February 14, 2017

More Business Tax Cuts Will Not Spur Economic Growth in Florida

Governor Rick Scott’s proposed business tax cuts of $618 million will have negligible impact on the state economy and job creation. Instead, instituting these cuts would make it harder for the state to invest in education, health care, roads and ports, safe communities and other crucial services that make Florida a desirable state for business.

Governor Rick Scott’s proposed business tax cuts of $618 million will have negligible impact on the state economy and job creation. Instead, instituting these cuts would make it harder for the state to invest in education, health care, roads and ports, safe communities and other crucial services that make Florida a desirable state for business.

Since 2010, Florida has cut taxes for businesses by almost $4 billion. Of this total, $1.8 billion of the cuts constituted a permanent loss in state revenues.[1] In addition, the state appropriated a total of $1.1 billion in subsidies and incentives for businesses through various economic development programs over the same period.

Empirical evidence shows tax cuts for businesses do not drive job creation or economic growth.[2] State and local taxes represent a very small share – 1.8 percent – of average business expenses.[3]

The legislative Office of Economic and Demographic Research identifies investment in key services among state investments with the highest return in state revenues.[4]  Public investment in Florida’s beaches and seaport program areas, for example, returned $5.40 and $2.70, respectively, per state dollar invested.

In comparison, seven out of eight programs that provide tax relief or subsidies to businesses failed to break even; that is, they returned less than $1 in state revenues for every state dollar invested.[5]  For example, almost $79 million was spent on the Quick Action Closing Fund (QAC); however, it returned $47 million in tax revenues, leaving QAC $32 million short of breaking even.

Florida,  despite having the nation’s fourth largest economy, ranked 49th in support for public services in 2013 (the latest year for which data are available). Per person spending was almost 40 percent less than the national average.[6]Since 2008, Florida’s support for public services has declined consistently, reaching $6,881 per person in 2013, almost 10 percent less than 2008.[7]

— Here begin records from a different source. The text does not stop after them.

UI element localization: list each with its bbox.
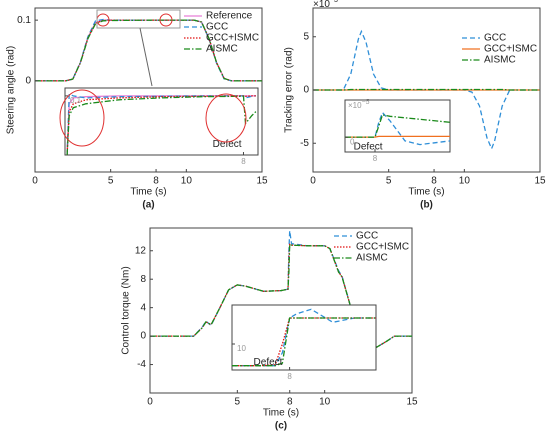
multiplier-base: ×10	[313, 0, 330, 10]
legend-label: AISMC	[484, 55, 516, 66]
x-tick-label: 8	[373, 154, 378, 163]
annotation: Defect	[254, 357, 283, 368]
highlight-circle	[159, 13, 173, 27]
caption: (c)	[275, 421, 287, 432]
legend-label: GCC	[484, 33, 506, 44]
plot-area	[345, 111, 450, 146]
highlight-circle	[59, 89, 105, 147]
series-line	[35, 19, 262, 82]
legend-label: GCC+ISMC	[206, 33, 259, 44]
x-tick-label: 0	[310, 176, 316, 187]
zoom-marker	[96, 9, 181, 29]
x-tick-label: 15	[406, 397, 418, 408]
multiplier-base: ×10	[348, 101, 362, 110]
x-axis-label: Time (s)	[130, 187, 166, 198]
inset-frame	[64, 87, 259, 156]
y-axis-label: Steering angle (rad)	[6, 46, 17, 134]
y-tick-label: 0	[303, 85, 309, 96]
x-tick-label: 8	[431, 176, 437, 187]
series-line	[35, 19, 262, 82]
inset-frame	[344, 99, 451, 153]
legend-label: GCC+ISMC	[356, 242, 409, 253]
zoom-marker	[139, 27, 153, 87]
legend-label: GCC+ISMC	[484, 44, 537, 55]
y-tick-label: 0.1	[70, 96, 82, 105]
highlight-circle	[205, 93, 247, 143]
x-tick-label: 5	[108, 176, 114, 187]
y-axis-label: Control torque (Nm)	[121, 266, 132, 354]
series-line	[66, 95, 256, 155]
y-tick-label: 8	[140, 274, 146, 285]
plot-area	[35, 18, 262, 82]
legend-label: AISMC	[206, 44, 238, 55]
x-tick-label: 15	[534, 176, 546, 187]
y-tick-label: 0	[25, 76, 31, 87]
y-tick-label: 10	[237, 344, 246, 353]
x-tick-label: 10	[181, 176, 193, 187]
y-tick-label: 0	[350, 137, 355, 146]
multiplier-exp: −3	[330, 0, 338, 4]
axis-multiplier: ×10−3	[313, 0, 338, 10]
caption: (a)	[142, 200, 154, 211]
caption: (b)	[420, 200, 433, 211]
x-tick-label: 10	[319, 397, 331, 408]
multiplier-exp: −5	[362, 99, 370, 106]
series-line	[66, 95, 257, 155]
x-tick-label: 8	[287, 397, 293, 408]
axis-multiplier: ×10−5	[348, 99, 370, 110]
legend-label: GCC	[356, 231, 378, 242]
x-tick-label: 8	[287, 372, 292, 381]
legend-label: AISMC	[356, 253, 388, 264]
x-tick-label: 5	[235, 397, 241, 408]
plot-area	[66, 92, 257, 155]
annotation: Defect	[354, 141, 383, 152]
legend-label: Reference	[206, 11, 253, 22]
series-line	[345, 114, 450, 138]
inset-frame	[231, 304, 377, 371]
annotation: Defect	[213, 139, 242, 150]
x-tick-label: 15	[256, 176, 268, 187]
y-tick-label: 4	[140, 302, 146, 313]
x-tick-label: 8	[153, 176, 159, 187]
y-tick-label: 5	[303, 31, 309, 42]
x-axis-label: Time (s)	[263, 408, 299, 419]
y-tick-label: 12	[135, 245, 147, 256]
y-tick-label: -5	[300, 138, 309, 149]
y-axis-label: Tracking error (rad)	[284, 47, 295, 133]
legend-label: GCC	[206, 22, 228, 33]
x-tick-label: 10	[459, 176, 471, 187]
x-tick-label: 5	[386, 176, 392, 187]
x-tick-label: 0	[32, 176, 38, 187]
y-tick-label: -4	[137, 359, 146, 370]
plot-area	[313, 29, 540, 151]
x-tick-label: 8	[241, 157, 246, 166]
series-line	[232, 317, 376, 367]
x-tick-label: 0	[147, 397, 153, 408]
y-tick-label: 0.1	[17, 15, 31, 26]
plot-area	[232, 308, 376, 367]
y-tick-label: 0	[140, 331, 146, 342]
series-line	[66, 92, 256, 155]
x-axis-label: Time (s)	[408, 187, 444, 198]
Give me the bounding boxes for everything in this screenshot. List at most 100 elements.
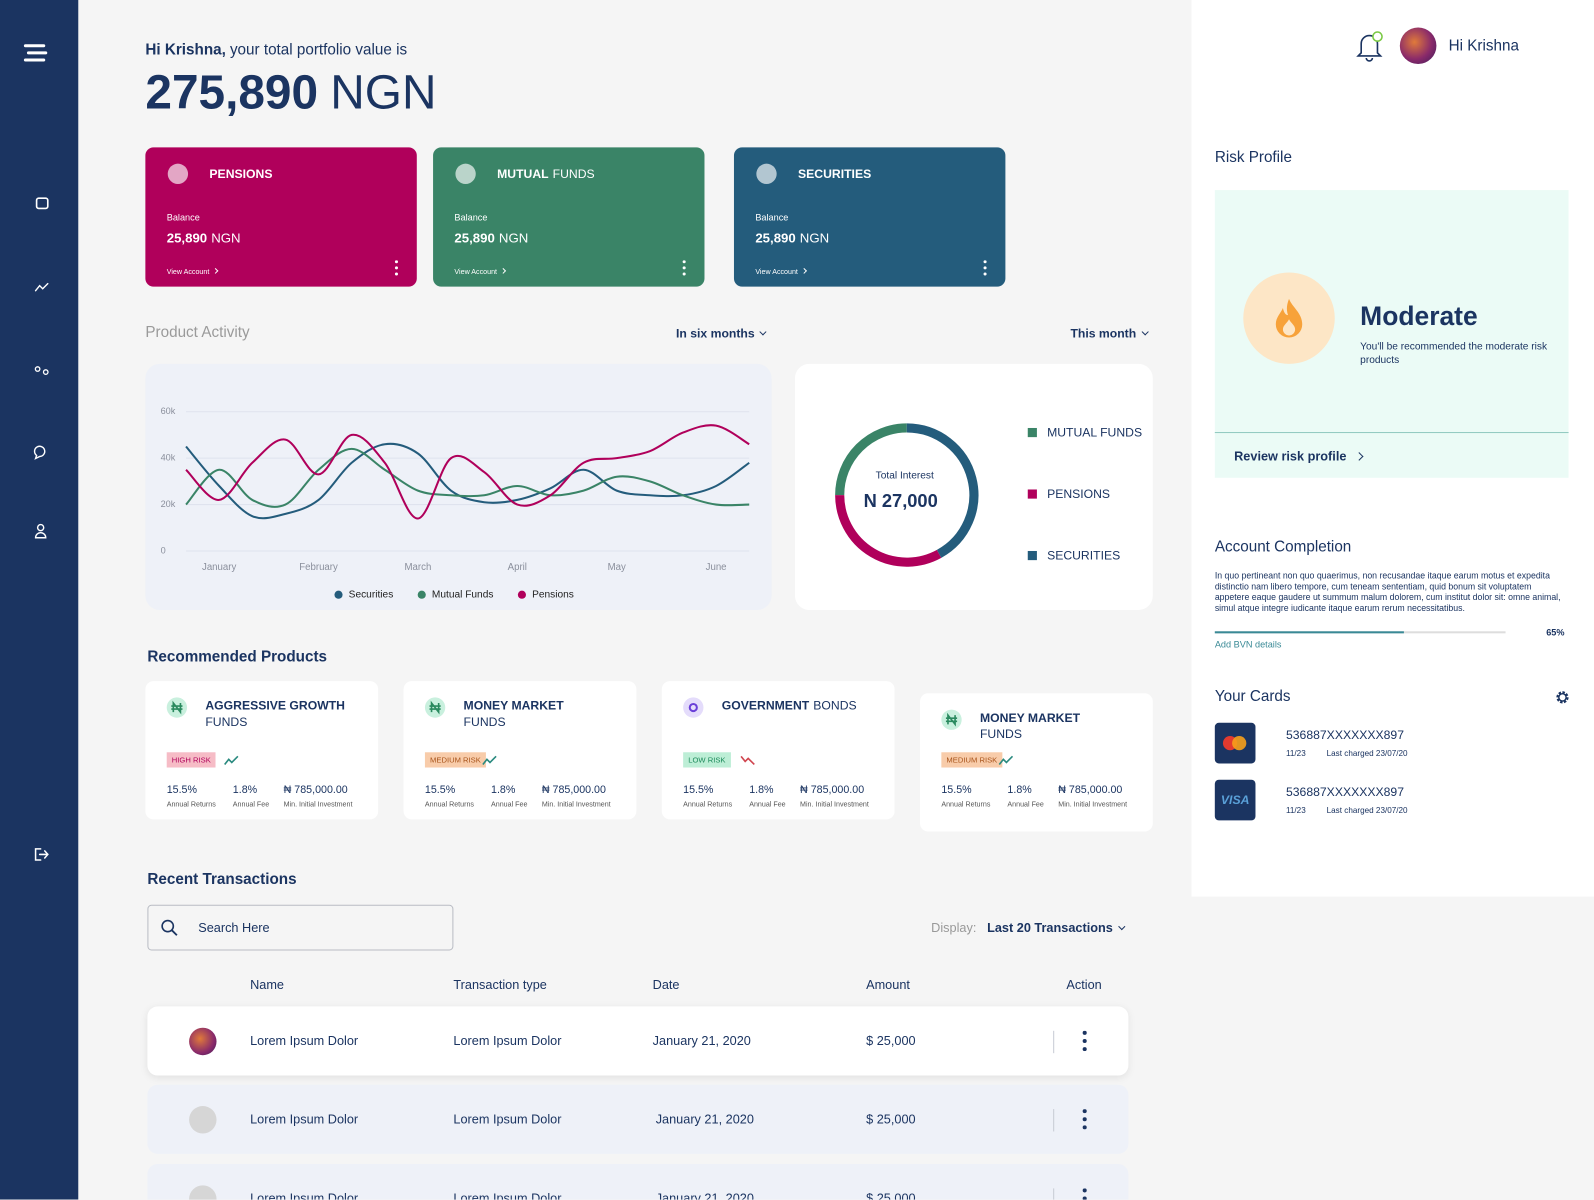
account-icon xyxy=(455,163,476,185)
trend-line xyxy=(998,755,1014,765)
product-card: GOVERNMENT BONDS LOW RISK 15.5% Annual Retur… xyxy=(661,681,895,820)
cell: January 21, 2020 xyxy=(652,1033,751,1049)
stat-value: 15.5% xyxy=(166,783,197,796)
line-chart-card: 0 20k 40k 60k January February March April May Ju… xyxy=(145,363,772,610)
stat-value: ₦ 785,000.00 xyxy=(541,783,606,796)
flame xyxy=(1275,298,1303,338)
y-tick-label: 20k xyxy=(161,499,176,509)
title-part: MUTUAL xyxy=(497,166,549,181)
risk-description: You'll be recommended the moderate risk … xyxy=(1360,341,1548,366)
stat-value: 1.8% xyxy=(1007,783,1032,796)
transaction-row: Lorem Ipsum Dolor Lorem Ipsum Dolor Januar… xyxy=(147,1006,1129,1076)
more-button[interactable] xyxy=(1081,1188,1089,1200)
legend-label: Mutual Funds xyxy=(432,589,494,600)
view-account-link[interactable]: View Account xyxy=(755,269,806,276)
review-link[interactable]: Review risk profile xyxy=(1234,449,1363,463)
donut-filter[interactable]: This month xyxy=(1070,326,1147,340)
notification-bell[interactable] xyxy=(1354,28,1384,63)
dot xyxy=(1082,1109,1087,1114)
account-title: SECURITIES xyxy=(798,167,871,181)
handle xyxy=(171,929,178,936)
more-button[interactable] xyxy=(1081,1030,1089,1052)
stat-label: Annual Returns xyxy=(166,801,216,809)
stat-value: 15.5% xyxy=(941,783,972,796)
user-avatar[interactable] xyxy=(1399,27,1437,65)
add-bvn-link[interactable]: Add BVN details xyxy=(1214,639,1282,650)
naira-glyph xyxy=(429,700,441,715)
stat-value: 1.8% xyxy=(232,783,258,796)
icon-bg xyxy=(683,697,704,718)
card-number: 536887XXXXXXX897 xyxy=(1285,784,1404,800)
trend-line xyxy=(482,755,497,765)
cell: $ 25,000 xyxy=(866,1191,916,1200)
donut-segment xyxy=(906,423,979,558)
dot xyxy=(983,271,987,275)
cell: Lorem Ipsum Dolor xyxy=(250,1033,359,1049)
dot xyxy=(983,265,987,269)
line-chart: 0 20k 40k 60k January February March April May Ju… xyxy=(161,406,750,600)
account-card: SECURITIES Balance 25,890 NGN View Account xyxy=(733,147,1006,287)
avatar xyxy=(189,1185,217,1200)
x-tick-label: February xyxy=(299,562,338,573)
trend-icon xyxy=(224,755,239,765)
x-tick-label: April xyxy=(508,562,527,573)
stat-value: ₦ 785,000.00 xyxy=(283,783,348,796)
y-tick-label: 0 xyxy=(161,545,166,555)
account-card: MUTUAL FUNDS Balance 25,890 NGN View Account xyxy=(433,147,705,287)
card-expiry: 11/23 xyxy=(1285,748,1306,758)
balance-currency: NGN xyxy=(211,230,241,246)
dot xyxy=(394,271,398,275)
stat-label: Annual Fee xyxy=(491,801,528,809)
product-name: MONEY MARKET FUNDS xyxy=(980,710,1080,743)
name-rest: FUNDS xyxy=(463,714,506,729)
column-header: Date xyxy=(652,977,680,993)
balance: 25,890 NGN xyxy=(454,230,528,245)
card-logo xyxy=(1214,722,1256,764)
section-title: Recommended Products xyxy=(147,648,328,666)
legend-marker xyxy=(1027,427,1037,438)
more-button[interactable] xyxy=(392,259,400,275)
balance-currency: NGN xyxy=(799,230,830,246)
bell-dot xyxy=(1372,31,1383,42)
legend-marker xyxy=(517,590,526,599)
stat-label: Min. Initial Investment xyxy=(283,801,353,809)
product-card: MONEY MARKET FUNDS MEDIUM RISK 15.5% Annual … xyxy=(920,693,1153,832)
legend-marker xyxy=(334,590,343,599)
stat-value: 15.5% xyxy=(683,783,714,796)
section-title: Recent Transactions xyxy=(147,870,297,888)
display-filter[interactable]: Last 20 Transactions xyxy=(987,921,1124,935)
risk-tag: LOW RISK xyxy=(683,752,731,768)
column-header: Transaction type xyxy=(453,977,547,993)
balance-value: 25,890 xyxy=(755,230,796,246)
more-button[interactable] xyxy=(981,259,989,275)
icon-ring xyxy=(688,702,698,713)
sidebar xyxy=(0,0,79,1200)
name-rest: BONDS xyxy=(813,698,857,713)
cell: Lorem Ipsum Dolor xyxy=(250,1112,359,1127)
more-button[interactable] xyxy=(1081,1109,1089,1130)
cell: $ 25,000 xyxy=(866,1112,916,1127)
section-title: Risk Profile xyxy=(1214,148,1292,167)
name-bold: MONEY MARKET xyxy=(463,698,564,713)
trend-line xyxy=(224,755,239,765)
product-name: MONEY MARKET FUNDS xyxy=(464,697,564,730)
balance-label: Balance xyxy=(755,212,789,223)
product-card: MONEY MARKET FUNDS MEDIUM RISK 15.5% Annual … xyxy=(403,681,637,820)
more-button[interactable] xyxy=(680,259,688,275)
stat-label: Min. Initial Investment xyxy=(800,801,869,809)
progress-label: 65% xyxy=(1546,627,1565,638)
settings-icon[interactable] xyxy=(1555,690,1569,704)
icon-bg xyxy=(167,163,189,185)
column-header: Action xyxy=(1066,977,1102,993)
dot xyxy=(1082,1125,1087,1130)
account-icon xyxy=(756,163,777,185)
user-name[interactable]: Hi Krishna xyxy=(1448,37,1519,55)
view-account-link[interactable]: View Account xyxy=(454,269,505,276)
period-filter[interactable]: In six months xyxy=(676,326,766,340)
view-account-link[interactable]: View Account xyxy=(167,269,218,276)
search-box[interactable]: Search Here xyxy=(147,904,454,951)
legend-marker xyxy=(1027,550,1037,561)
account-icon xyxy=(167,163,189,185)
sidebar-icons[interactable] xyxy=(0,0,78,1200)
stat-label: Annual Fee xyxy=(1007,801,1044,809)
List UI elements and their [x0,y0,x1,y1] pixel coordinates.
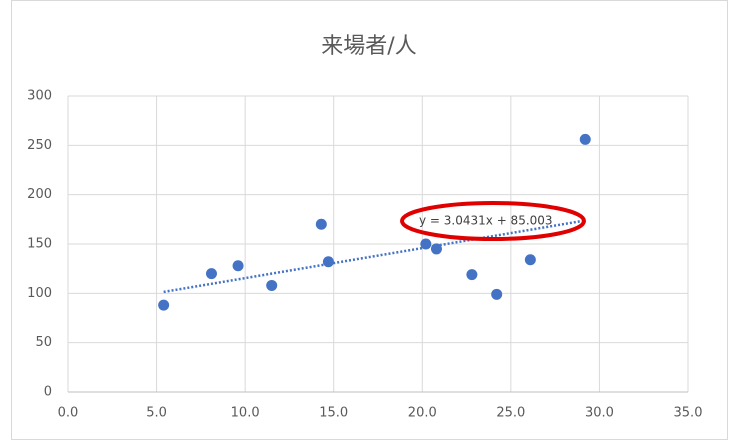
point [158,299,170,311]
trendline [163,219,586,294]
x-tick-label: 35.0 [674,406,703,421]
y-tick-label: 200 [27,187,52,202]
x-tick-label: 10.0 [231,406,260,421]
point [466,269,478,281]
chart-title: 来場者/人 [321,34,416,59]
x-tick-label: 0.0 [58,406,79,421]
chart-frame [11,0,728,440]
y-tick-label: 0 [44,385,52,400]
plot-area: 0 50 100 150 200 250 300 0.0 5.0 10.0 15.0 20.0 25.0… [27,89,702,421]
point [491,288,503,300]
y-tick-label: 150 [27,237,52,252]
trendline-equation: y = 3.0431x + 85.003 [419,214,553,228]
y-tick-label: 250 [27,138,52,153]
y-tick-label: 100 [27,286,52,301]
point [266,279,278,291]
point [524,254,536,266]
point [322,256,334,268]
y-tick-label: 300 [27,89,52,104]
y-tick-label: 50 [35,335,52,350]
point [579,133,591,145]
point [232,260,244,272]
point [315,218,327,230]
x-tick-label: 25.0 [496,406,525,421]
x-tick-label: 15.0 [319,406,348,421]
x-tick-label: 30.0 [585,406,614,421]
annotation-ellipse [400,201,586,241]
point [205,268,217,280]
x-tick-label: 5.0 [146,406,167,421]
x-tick-label: 20.0 [408,406,437,421]
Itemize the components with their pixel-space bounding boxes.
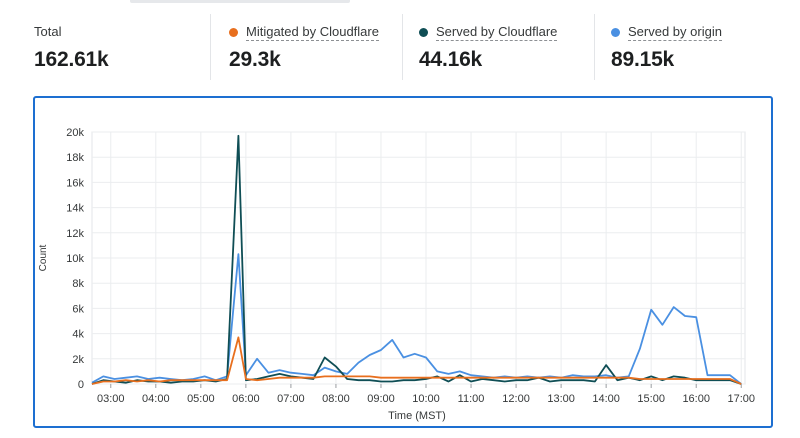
stat-served-cloudflare-label[interactable]: Served by Cloudflare bbox=[436, 24, 558, 41]
x-tick-label: 08:00 bbox=[322, 393, 350, 405]
stat-mitigated-label[interactable]: Mitigated by Cloudflare bbox=[246, 24, 379, 41]
chart-series-lines bbox=[91, 134, 742, 385]
mitigated-dot-icon bbox=[229, 28, 238, 37]
y-axis-ticks: 0 2k 4k 6k 8k 10k 12k 14k 16k 18k 20k bbox=[66, 127, 84, 391]
stats-row: Total 162.61k Mitigated by Cloudflare 29… bbox=[0, 14, 800, 84]
series-line-served-by-origin[interactable] bbox=[91, 253, 742, 385]
served-cloudflare-dot-icon bbox=[419, 28, 428, 37]
x-tick-label: 03:00 bbox=[97, 393, 125, 405]
y-tick-label: 6k bbox=[72, 303, 84, 315]
x-axis-ticks: 03:00 04:00 05:00 06:00 07:00 08:00 09:00 10:00… bbox=[97, 384, 755, 405]
stat-served-cloudflare-value: 44.16k bbox=[419, 48, 483, 71]
y-tick-label: 2k bbox=[72, 354, 84, 366]
y-tick-label: 8k bbox=[72, 278, 84, 290]
x-tick-label: 15:00 bbox=[637, 393, 665, 405]
x-tick-label: 06:00 bbox=[232, 393, 260, 405]
y-tick-label: 4k bbox=[72, 329, 84, 341]
x-tick-label: 17:00 bbox=[727, 393, 755, 405]
stat-served-origin-label[interactable]: Served by origin bbox=[628, 24, 722, 41]
x-tick-label: 09:00 bbox=[367, 393, 395, 405]
y-tick-label: 20k bbox=[66, 127, 84, 139]
served-origin-dot-icon bbox=[611, 28, 620, 37]
y-tick-label: 12k bbox=[66, 228, 84, 240]
x-tick-label: 16:00 bbox=[682, 393, 710, 405]
traffic-chart-card[interactable]: 0 2k 4k 6k 8k 10k 12k 14k 16k 18k 20k 03:00 04:00 05… bbox=[33, 96, 773, 428]
y-axis-label: Count bbox=[38, 244, 49, 271]
x-tick-label: 05:00 bbox=[187, 393, 215, 405]
stat-mitigated-value: 29.3k bbox=[229, 48, 281, 71]
x-tick-label: 04:00 bbox=[142, 393, 170, 405]
stat-total: Total 162.61k bbox=[34, 14, 210, 80]
x-tick-label: 10:00 bbox=[412, 393, 440, 405]
traffic-line-chart[interactable]: 0 2k 4k 6k 8k 10k 12k 14k 16k 18k 20k 03:00 04:00 05… bbox=[35, 98, 771, 426]
stat-served-origin-value: 89.15k bbox=[611, 48, 675, 71]
y-tick-label: 10k bbox=[66, 253, 84, 265]
top-tab-indicator bbox=[130, 0, 350, 3]
y-tick-label: 18k bbox=[66, 152, 84, 164]
x-tick-label: 14:00 bbox=[592, 393, 620, 405]
x-tick-label: 11:00 bbox=[458, 393, 485, 405]
stat-served-origin[interactable]: Served by origin 89.15k bbox=[594, 14, 784, 80]
chart-grid bbox=[91, 131, 746, 385]
series-line-served-by-cloudflare[interactable] bbox=[91, 134, 742, 385]
y-tick-label: 0 bbox=[78, 379, 84, 391]
stat-mitigated[interactable]: Mitigated by Cloudflare 29.3k bbox=[210, 14, 402, 80]
x-tick-label: 07:00 bbox=[277, 393, 305, 405]
stat-total-value: 162.61k bbox=[34, 48, 109, 71]
y-tick-label: 16k bbox=[66, 177, 84, 189]
series-line-mitigated-by-cloudflare[interactable] bbox=[91, 336, 742, 385]
stat-served-cloudflare[interactable]: Served by Cloudflare 44.16k bbox=[402, 14, 594, 80]
x-axis-label: Time (MST) bbox=[388, 410, 446, 422]
x-tick-label: 13:00 bbox=[547, 393, 575, 405]
stat-total-label: Total bbox=[34, 24, 62, 39]
y-tick-label: 14k bbox=[66, 203, 84, 215]
x-tick-label: 12:00 bbox=[502, 393, 530, 405]
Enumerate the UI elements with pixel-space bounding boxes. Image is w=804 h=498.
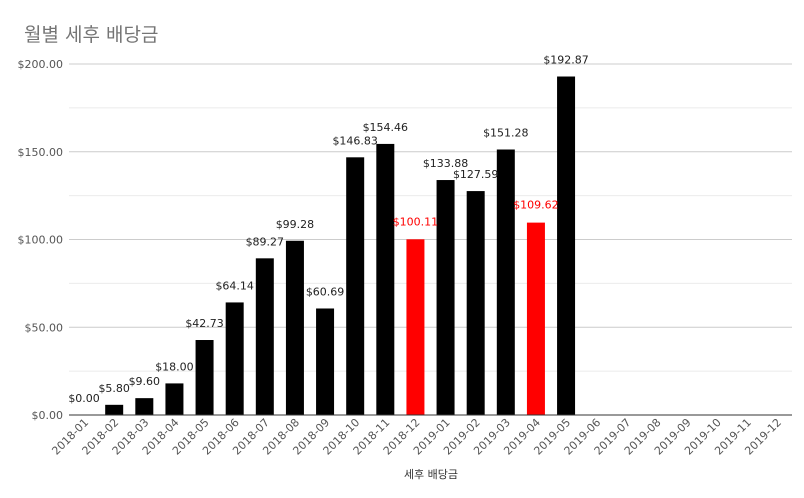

Florida’s support for a public education system–vital for building a well-prepared labor force–ranks 39th out of 50 states. Likewise, support for the state roads, rails, bridges and ports necessary for transporting business products ranks 23rd.

Florida cannot afford more business tax cuts at the expense of core services. Lawmakers should reject the governor’s proposed tax cuts and business subsidies and instead invest tax revenues in priorities such as education, affordable healthcare, safe and clean communities, roads, bridges, seaports and affordable workforce housing, all of which are critical for economic growth and creating an attractive business environment.

Notes

[1] Office of Economic and Demographic Research, Florida Fiscal Analysis in Brief, 2010 – 2016

[2] Wiliam Gale, Aaron Krupkin, and Kim Rueben. “The Growth Mirage: State tax Cuts Do Not Automatically Lead to Economic Growth”. Tax Policy Center, September 8, 2015.

[3] Grading the States: Business Climate Ranking and the Real Path to Prosperity.

[4] Office of Economic and Demographic Research, Florida’s Financially-Based Economic Development Tools and Return on Investment Presentation to the Florida Legislature, House Careers and Competition Subcommittee meeting held on January 11, 2017. p. 12.

[5] Office of Economic and Demographic Research, Economic Evaluation for Selected State Economic Development Incentive Programs, Revised Version, January 2017.

[6] Florida Policy Institute, Florida Ranks 49th in the Nation in Support for Public Services, 2017

[7] Singh, Dhanraj (2017): Florida’s Support for Public Services Lowest Since the Recession and Trending Downwards,Florida Policy Institute, 2017.